Quali sono state le chiavi tattiche che hanno permesso al Liverpool di mettere sotto una delle squadre più forti d’Europa, almeno per una settantina di minuti?

Pressing alla tedesca

Aggressione e ri-aggressione sono i cavalli di battaglia delle squadre di Klopp da sempre, e il Liverpool di ieri non ha difettato in intensità in queste situazioni. Per settanta minuti i Reds sono riusciti a minare le certezze del Manchester City, a partire dalla costruzione bassa, giocata coinvolgendo anche l’incredibilmente dotato Ederson.

Il Liverpool è rimasto alto ai limiti dell’area di rigore avversaria, con la linea di difesa che si è alzata sistematicamente per comprimere gli spazi tra i reparti. Firmino era il primo schermo posto da Klopp tra i due centrali difensivi e il playmaker Fernandinho. In questo modo, Stones e Otamendi non potevano giocare a muro col brasiliano per attirare gli avversari in avanti, ma erano invece costretti a girar palla sugli esterni. Per capire quanto era importante per Klopp tenere Fernandinho fuori dal gioco del City, basti guardare alla posizione alta di Can, ben oltre le due mezzali del Liverpool, ad impedire un controllo tranquillo all’avversario, nel caso fosse riuscito a ricevere comunque palla.

La posizione delle ali Salah e Mané era inizialmente stretta, a proteggere ogni tentativo di imbucata centrale verso le mezzali avversarie o verso l’unica punta Agüero. I due poi uscivano forte sui terzini quando questi erano in procinto di ricevere il pallone ai margini della linea laterale, costringendoli così o a forzare la giocata in avanti o a perdere metri di campo. Alle spalle delle ali, Wijnaldum e Oxlade-Chamberlain restavano comunque in marcatura a uomo sui loro omologhi, De Bruyne e Gündoğan, e allo stesso modo i terzini Robertson e Gomez seguivano le ali Sterling e Sané.

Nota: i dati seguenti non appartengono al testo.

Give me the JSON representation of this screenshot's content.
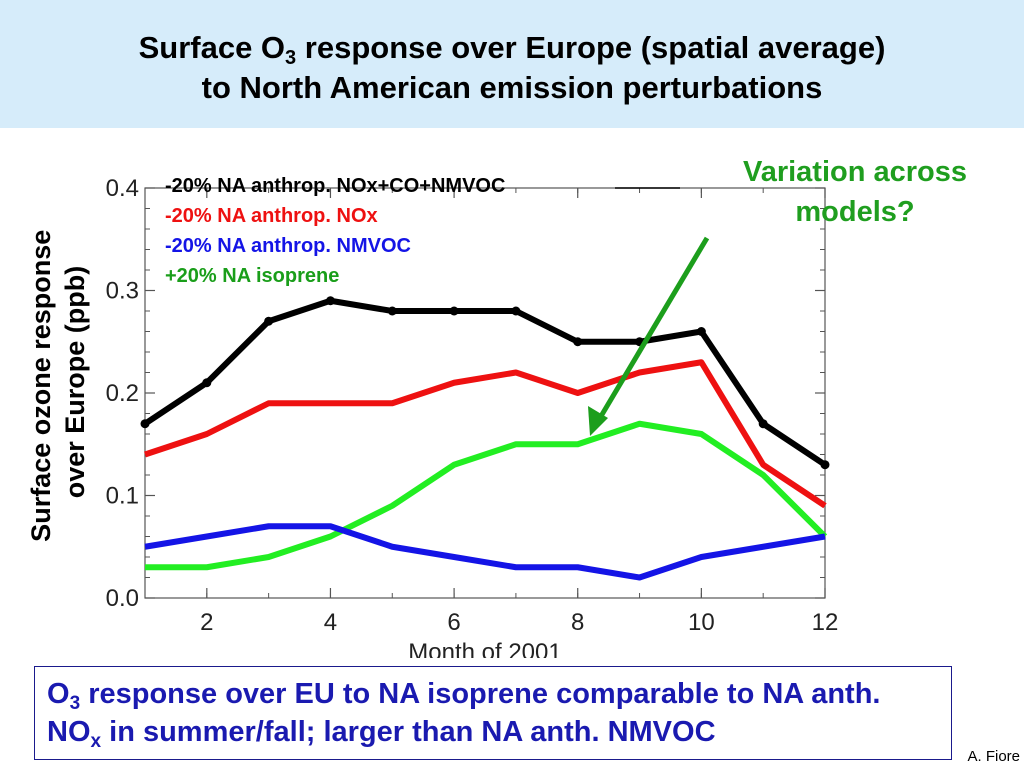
{
  "header": {
    "title_line1_pre": "Surface O",
    "title_line1_sub": "3",
    "title_line1_post": " response over Europe (spatial average)",
    "title_line2": "to North American emission perturbations"
  },
  "annotation": {
    "text_line1": "Variation across",
    "text_line2": "models?",
    "color": "#1f9e1f"
  },
  "conclusion": {
    "part1": "O",
    "sub1": "3",
    "part2": " response over EU to NA isoprene comparable to NA anth. NO",
    "sub2": "x",
    "part3": " in summer/fall; larger than NA anth. NMVOC"
  },
  "credit": "A. Fiore",
  "chart_data": {
    "type": "line",
    "title": "",
    "xlabel": "Month of 2001",
    "ylabel_line1": "Surface ozone response",
    "ylabel_line2": "over Europe (ppb)",
    "xlim": [
      1,
      12
    ],
    "ylim": [
      0.0,
      0.4
    ],
    "xticks": [
      2,
      4,
      6,
      8,
      10,
      12
    ],
    "xtick_labels": [
      "2",
      "4",
      "6",
      "8",
      "10",
      "12"
    ],
    "yticks": [
      0.0,
      0.1,
      0.2,
      0.3,
      0.4
    ],
    "ytick_labels": [
      "0.0",
      "0.1",
      "0.2",
      "0.3",
      "0.4"
    ],
    "grid": false,
    "legend_position": "top-left",
    "x": [
      1,
      2,
      3,
      4,
      5,
      6,
      7,
      8,
      9,
      10,
      11,
      12
    ],
    "series": [
      {
        "name": "-20% NA anthrop. NOx+CO+NMVOC",
        "color": "#000000",
        "markers": true,
        "values": [
          0.17,
          0.21,
          0.27,
          0.29,
          0.28,
          0.28,
          0.28,
          0.25,
          0.25,
          0.26,
          0.17,
          0.13
        ]
      },
      {
        "name": "-20% NA anthrop. NOx",
        "color": "#ee1111",
        "markers": false,
        "values": [
          0.14,
          0.16,
          0.19,
          0.19,
          0.19,
          0.21,
          0.22,
          0.2,
          0.22,
          0.23,
          0.13,
          0.09
        ]
      },
      {
        "name": "-20% NA anthrop. NMVOC",
        "color": "#1414e6",
        "markers": false,
        "values": [
          0.05,
          0.06,
          0.07,
          0.07,
          0.05,
          0.04,
          0.03,
          0.03,
          0.02,
          0.04,
          0.05,
          0.06
        ]
      },
      {
        "name": "+20% NA isoprene",
        "color": "#22ee22",
        "markers": false,
        "values": [
          0.03,
          0.03,
          0.04,
          0.06,
          0.09,
          0.13,
          0.15,
          0.15,
          0.17,
          0.16,
          0.12,
          0.06
        ]
      }
    ]
  }
}
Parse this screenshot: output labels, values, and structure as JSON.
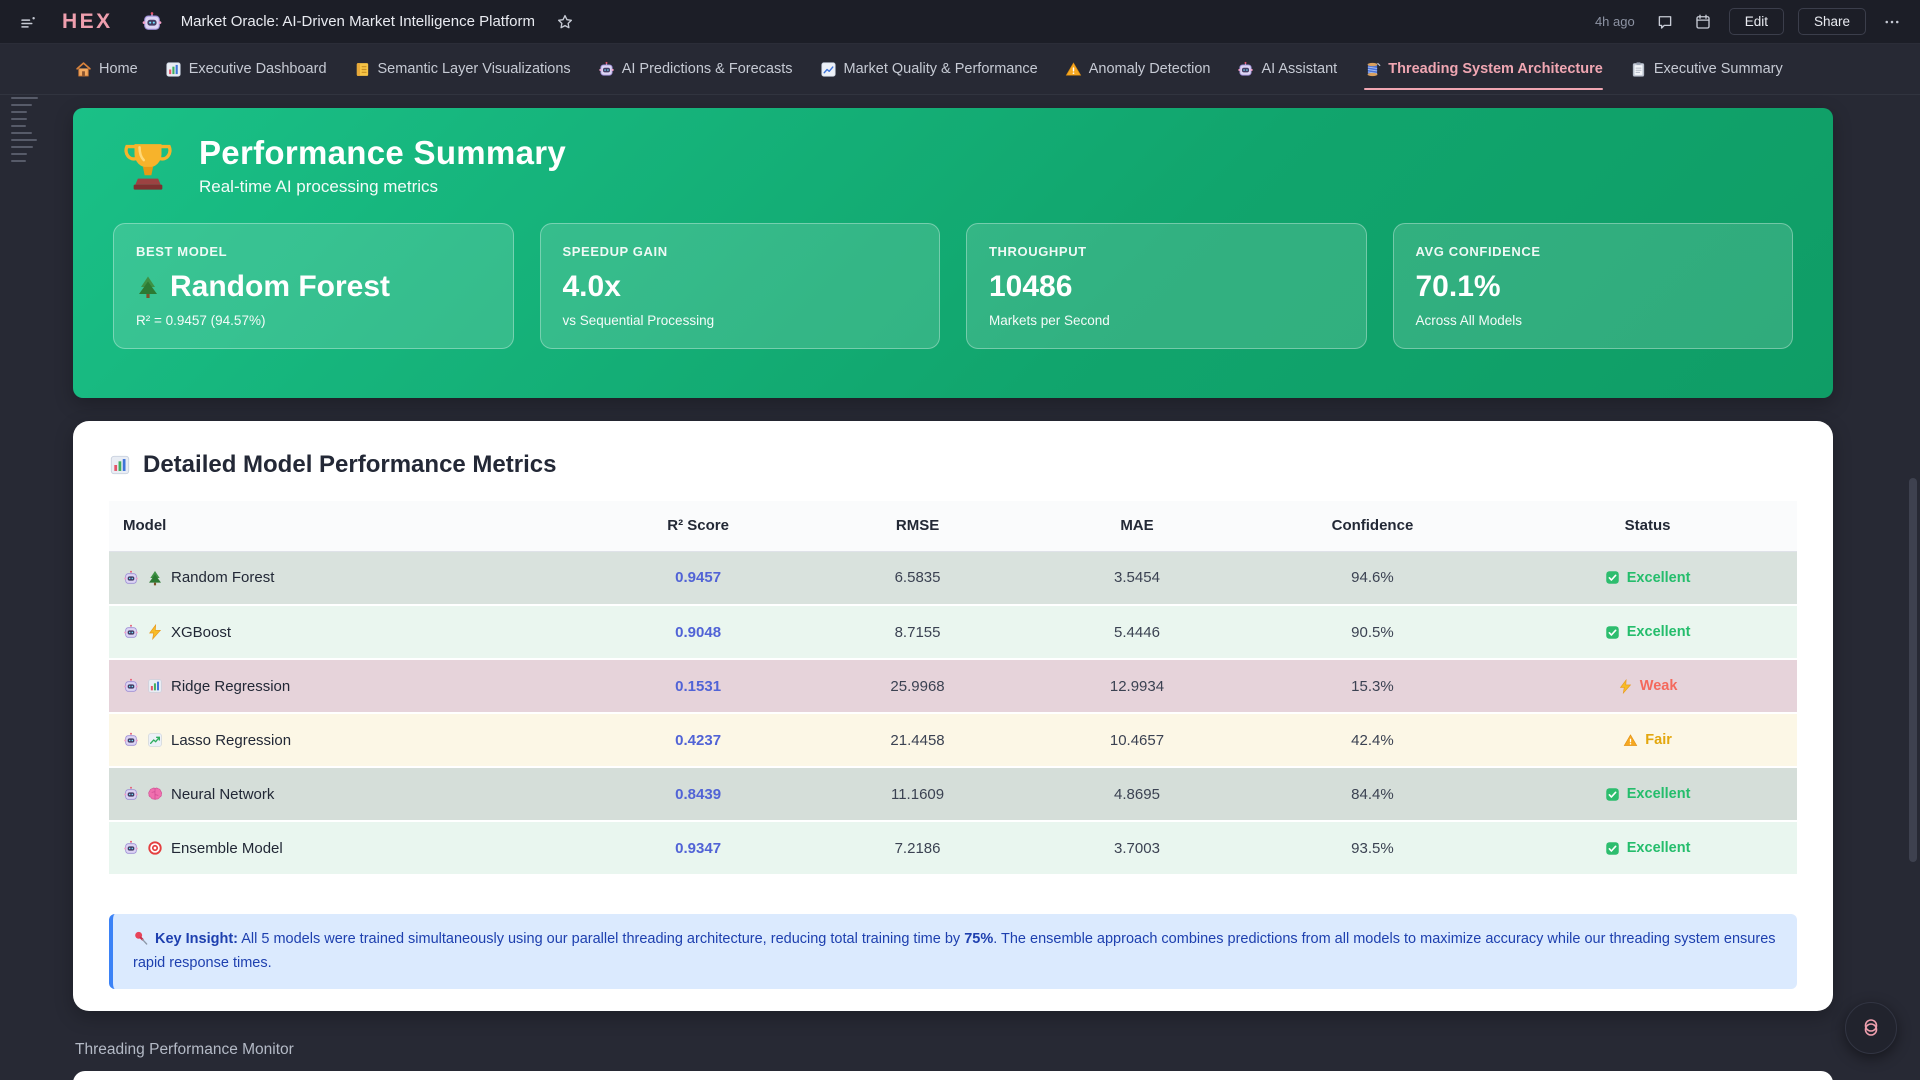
{
  "topbar": {
    "logo": "HEX",
    "doc_icon": "robot",
    "title": "Market Oracle: AI-Driven Market Intelligence Platform",
    "updated": "4h ago",
    "edit_label": "Edit",
    "share_label": "Share"
  },
  "tabs": [
    {
      "icon": "home",
      "label": "Home",
      "active": false
    },
    {
      "icon": "bar-chart-tile",
      "label": "Executive Dashboard",
      "active": false
    },
    {
      "icon": "notebook",
      "label": "Semantic Layer Visualizations",
      "active": false
    },
    {
      "icon": "robot",
      "label": "AI Predictions & Forecasts",
      "active": false
    },
    {
      "icon": "chart-line-tile",
      "label": "Market Quality & Performance",
      "active": false
    },
    {
      "icon": "warning",
      "label": "Anomaly Detection",
      "active": false
    },
    {
      "icon": "robot",
      "label": "AI Assistant",
      "active": false
    },
    {
      "icon": "thread-spool",
      "label": "Threading System Architecture",
      "active": true
    },
    {
      "icon": "clipboard",
      "label": "Executive Summary",
      "active": false
    }
  ],
  "performance_summary": {
    "icon": "trophy",
    "title": "Performance Summary",
    "subtitle": "Real-time AI processing metrics",
    "cards": [
      {
        "label": "BEST MODEL",
        "value": "Random Forest",
        "value_icon": "tree",
        "sub": "R² = 0.9457 (94.57%)"
      },
      {
        "label": "SPEEDUP GAIN",
        "value": "4.0x",
        "sub": "vs Sequential Processing"
      },
      {
        "label": "THROUGHPUT",
        "value": "10486",
        "sub": "Markets per Second"
      },
      {
        "label": "AVG CONFIDENCE",
        "value": "70.1%",
        "sub": "Across All Models"
      }
    ]
  },
  "metrics": {
    "icon": "bar-chart-tile",
    "title": "Detailed Model Performance Metrics",
    "columns": [
      "Model",
      "R² Score",
      "RMSE",
      "MAE",
      "Confidence",
      "Status"
    ],
    "rows": [
      {
        "model": "Random Forest",
        "model_icon": "tree",
        "r2": "0.9457",
        "rmse": "6.5835",
        "mae": "3.5454",
        "confidence": "94.6%",
        "status": "Excellent",
        "tone": "excellent",
        "bg": "#d9e2dd"
      },
      {
        "model": "XGBoost",
        "model_icon": "bolt",
        "r2": "0.9048",
        "rmse": "8.7155",
        "mae": "5.4446",
        "confidence": "90.5%",
        "status": "Excellent",
        "tone": "excellent",
        "bg": "#eaf6ef"
      },
      {
        "model": "Ridge Regression",
        "model_icon": "mini-bars",
        "r2": "0.1531",
        "rmse": "25.9968",
        "mae": "12.9934",
        "confidence": "15.3%",
        "status": "Weak",
        "tone": "weak",
        "bg": "#e6d3da"
      },
      {
        "model": "Lasso Regression",
        "model_icon": "chart-up",
        "r2": "0.4237",
        "rmse": "21.4458",
        "mae": "10.4657",
        "confidence": "42.4%",
        "status": "Fair",
        "tone": "fair",
        "bg": "#fcf7e6"
      },
      {
        "model": "Neural Network",
        "model_icon": "brain",
        "r2": "0.8439",
        "rmse": "11.1609",
        "mae": "4.8695",
        "confidence": "84.4%",
        "status": "Excellent",
        "tone": "excellent",
        "bg": "#d5ded9"
      },
      {
        "model": "Ensemble Model",
        "model_icon": "target",
        "r2": "0.9347",
        "rmse": "7.2186",
        "mae": "3.7003",
        "confidence": "93.5%",
        "status": "Excellent",
        "tone": "excellent",
        "bg": "#e9f6ef"
      }
    ]
  },
  "key_insight": {
    "icon": "pin",
    "label": "Key Insight:",
    "text_before": " All 5 models were trained simultaneously using our parallel threading architecture, reducing total training time by ",
    "bold_value": "75%",
    "text_after": ". The ensemble approach combines predictions from all models to maximize accuracy while our threading system ensures rapid response times."
  },
  "footer": {
    "section_title": "Threading Performance Monitor"
  },
  "colors": {
    "summary_green_start": "#1ac087",
    "summary_green_end": "#0f9d66",
    "active_tab_pink": "#f0a6b2",
    "r2_blue": "#5163d6",
    "insight_text_blue": "#1e40af",
    "insight_bg": "#dbeafe",
    "insight_border": "#3b82f6",
    "status_excellent": "#25bd6c",
    "status_weak": "#f4695c",
    "status_fair": "#e3a70e"
  }
}
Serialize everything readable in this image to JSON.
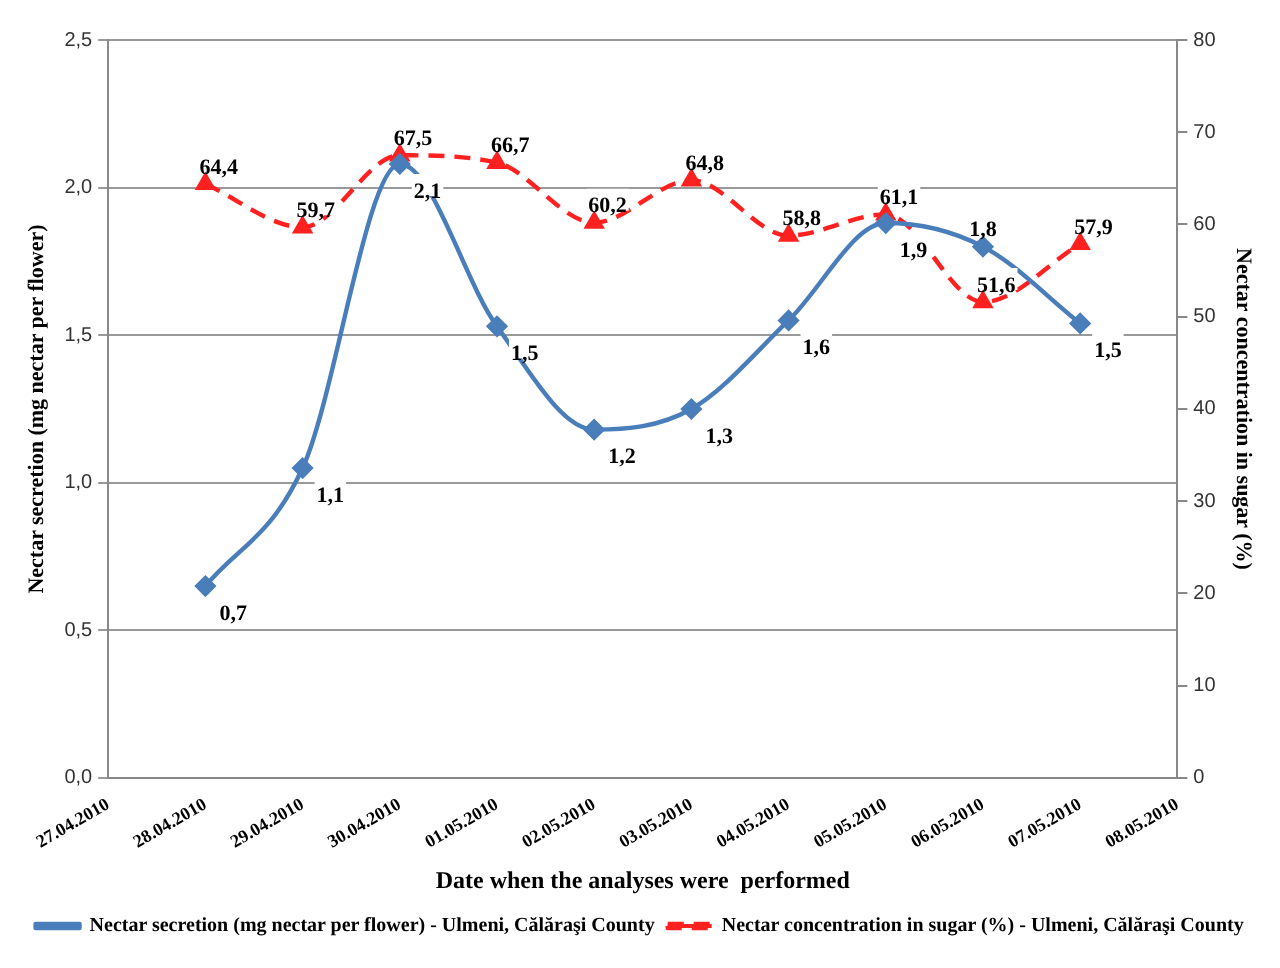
{
  "chart_data": {
    "type": "line",
    "xlabel": "Date when the analyses were  performed",
    "ylabel": "Nectar secretion (mg nectar per flower)",
    "y2label": "Nectar concentration in sugar (%)",
    "x": [
      "2010-04-28",
      "2010-04-29",
      "2010-04-30",
      "2010-05-01",
      "2010-05-02",
      "2010-05-03",
      "2010-05-04",
      "2010-05-05",
      "2010-05-06",
      "2010-05-07"
    ],
    "xlim": [
      "2010-04-27",
      "2010-05-08"
    ],
    "xticks": [
      {
        "value": "2010-04-27",
        "label": "27.04.2010"
      },
      {
        "value": "2010-04-28",
        "label": "28.04.2010"
      },
      {
        "value": "2010-04-29",
        "label": "29.04.2010"
      },
      {
        "value": "2010-04-30",
        "label": "30.04.2010"
      },
      {
        "value": "2010-05-01",
        "label": "01.05.2010"
      },
      {
        "value": "2010-05-02",
        "label": "02.05.2010"
      },
      {
        "value": "2010-05-03",
        "label": "03.05.2010"
      },
      {
        "value": "2010-05-04",
        "label": "04.05.2010"
      },
      {
        "value": "2010-05-05",
        "label": "05.05.2010"
      },
      {
        "value": "2010-05-06",
        "label": "06.05.2010"
      },
      {
        "value": "2010-05-07",
        "label": "07.05.2010"
      },
      {
        "value": "2010-05-08",
        "label": "08.05.2010"
      }
    ],
    "ylim": [
      0,
      2.5
    ],
    "yticks": [
      {
        "value": 0,
        "label": "0,0"
      },
      {
        "value": 0.5,
        "label": "0,5"
      },
      {
        "value": 1,
        "label": "1,0"
      },
      {
        "value": 1.5,
        "label": "1,5"
      },
      {
        "value": 2,
        "label": "2,0"
      },
      {
        "value": 2.5,
        "label": "2,5"
      }
    ],
    "y2lim": [
      0,
      80
    ],
    "y2ticks": [
      0,
      10,
      20,
      30,
      40,
      50,
      60,
      70,
      80
    ],
    "grid": "y",
    "legend": "bottom",
    "series": [
      {
        "name": "Nectar secretion (mg nectar per flower) - Ulmeni, Călăraşi County",
        "color": "#4a7ebb",
        "marker": "diamond",
        "line_style": "solid",
        "values": [
          0.65,
          1.05,
          2.08,
          1.53,
          1.18,
          1.25,
          1.55,
          1.88,
          1.8,
          1.54
        ],
        "value_labels": [
          "0,7",
          "1,1",
          "2,1",
          "1,5",
          "1,2",
          "1,3",
          "1,6",
          "1,9",
          "1,8",
          "1,5"
        ]
      },
      {
        "name": "Nectar concentration in sugar (%) - Ulmeni, Călăraşi County",
        "color": "#ff2020",
        "marker": "triangle",
        "line_style": "dashed",
        "axis": "y2",
        "values": [
          64.4,
          59.7,
          67.5,
          66.7,
          60.2,
          64.8,
          58.8,
          61.1,
          51.6,
          57.9
        ],
        "value_labels": [
          "64,4",
          "59,7",
          "67,5",
          "66,7",
          "60,2",
          "64,8",
          "58,8",
          "61,1",
          "51,6",
          "57,9"
        ]
      }
    ]
  }
}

L’efficacia di questo meccanismo, eseguito da tutti alla perfezione con il rispetto dei tempi d’uscita e delle distanze corte, è testimoniata anche dai numeri. Prima di ieri, il Manchester City ha concesso una media di 8,3 recuperi palla nella propria metà campo, mentre il Liverpool ne ha raccolti 20, più del doppio. Gli uomini di Guardiola hanno ridotto dell'11,8% il numero di passaggi giocati con successo in ogni zona; ma soprattutto il Liverpool ha costretto i propri avversari a giocare nella propria metà campo più di quanto fossero abituati a fare: dopo aver giocato nelle 22 giornate precedenti una media di 331 passaggi a partita nella propria metà campo, ieri il City ne ha giocati 125 in più.

L’importanza delle seconde palle

La tattica che il Liverpool ha usato per forzare la mano al Manchester City ha generato un alto numero di palle contese. Se c’è un fondamentale nel quale il calcio di Klopp è ancora più adatto al campionato inglese di quello di Guardiola è proprio nella conquista delle seconde palle. In pratica tutti i gol dei Reds sono nati da una situazione del genere.

Il gol dell’1-0, segnato dal Liverpool dopo soli otto minuti, nasce da una palla contesa sulla quale si fionda Oxlade-Chamberlain, la cui corsa in conduzione lascia sul posto Delph e prende in controtempo Otamendi, che si stava allargando per andare a coprire Salah. Il gol del Liverpool per il momentaneo 2-1, quello che segna l’inizio dei dieci minuti più folli di tutta la partita, con i Reds a segno altre due volte, nasce proprio da una situazione del genere: le due mezzali Wijnaldum e Chamberlain mangiano letteralmente De Bruyne su una palla rimasta a metà sulla trequarti del Liverpool dopo un duello di testa tra Sané e Robertson. Il gioco a due tra le due mezzali dei Reds libera Chamberlain alle spalle del centrocampo del Manchester City, che può così giocare un filtrante in profondità sulla corsa di un compagno.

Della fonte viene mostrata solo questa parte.